The minibus eliminated 20 programs, saving taxpayers more than $450 million. One good example was the Department of Justice’s (DOJ) National Drug Intelligence Center (NDIC), whose mission has been called duplicative and vague since its inception. The NDIC was first funded in 1993, when the late Rep. John Murtha (D-Pa.) inserted an earmark into a defense authorization bill, and told DOJ to put it in his congressional district. A 1993 Government Accountability Office (GAO) report warned that “law enforcement officials … have questioned the NDIC’s management structure while some are unclear on its mission.” In 2005, a U.S. News & World Report article quoted Drug Enforcement Agency agent Jim Milford saying, “The bottom line was that we had to actually search for a mission.” In its 18 years of operation, the NDIC has been the subject of scandal surrounding employees’ frivolous travel expenses and has been under the knife for budget cuts several times, only to wriggle free through the use of earmarks. President George W. Bush recommended its termination in his budgets for FYs 2006, 2007, and 2008, while President Obama’s FY 2012 budget called for a $19 million reduction in funding for the NDIC.

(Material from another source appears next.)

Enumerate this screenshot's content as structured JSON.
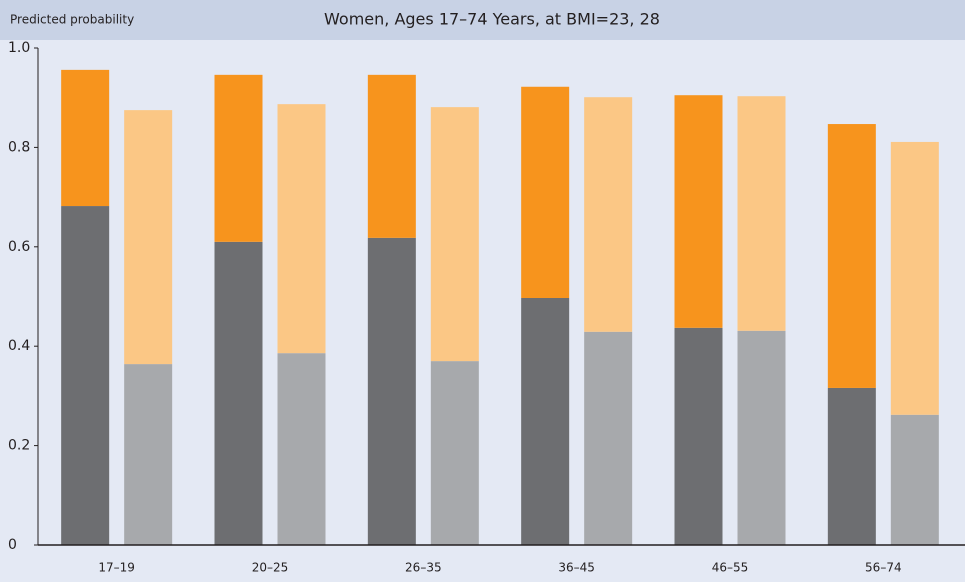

Funding was also eliminated for the National Institute of Standards and Technology’s Technology Innovation Program (TIP). Formerly known as the Advanced Technology Program, TIP’s mission was to support innovation in high-risk, high-reward projects that the private sector is unlikely to undertake on its own. TIP-subsidized firms attempted to “commercialize” completed research and create marketable products. Supporters of government-subsidized research and development often argue that private firms lack proper incentives to engage in long-term projects. However, TIP did more to reproduce existing private sector research and development than it did to address the private sector’s shortcomings. A 2005 GAO report found that 68 percent of TIP’s projects “addressed research goals that were similar to those already funded by the private sector.” To make matters worse, TIP has funded highly profitable firms like IBM, Motorola, and 3M. In other words, the TIP was corporate welfare dressed up as a way to alleviate “market failure.”
The budgets for several wasteful programs were reduced, including the National Endowment for the Humanities (NEH) and the National Endowment for the Arts (NEA). Created in 1965, the NEA and NEH exemplify how the government dabbles in fields that should be entirely free from intervention. Getting NEH and NEA on the chopping block has proven difficult because interest groups and their political allies have fought for every drop of funding. For example, Senate Majority Leader Harry Reid (D-Nev.) helped defeat H.R. 1, the Full-Year CR for Fiscal Year 2011, which, among other spending reductions, defunded the NEH and the NEA. On March 8, 2011, Sen. Reid described the proposed termination in a Senate floor speech as “mean-spirited,” stating that were it not for the NEH’s federal money, the Cowboy Poetry Festival and “the tens of thousands of people who come there every year, would not exist.” This earned Sen. Reid Citizens Against Government Waste’s (CAGW) “Porker of the Month” in March 2011.
While CAGW would prefer that the NEA and NEH were completely eliminated, the decrease in funding levels contained in the minibus represents a step in the right direction. Taxpayers should be encouraged that other programs, such as the NDIC and TIP, were eliminated altogether. CAGW has been advocating for smaller government for years. Members of Congress may finally be paying attention, although more spending could have been cut from the minibus. Stiffer tests await in the nine appropriations bills that have yet to be passed, including the goliath Department of Defense appropriations bill.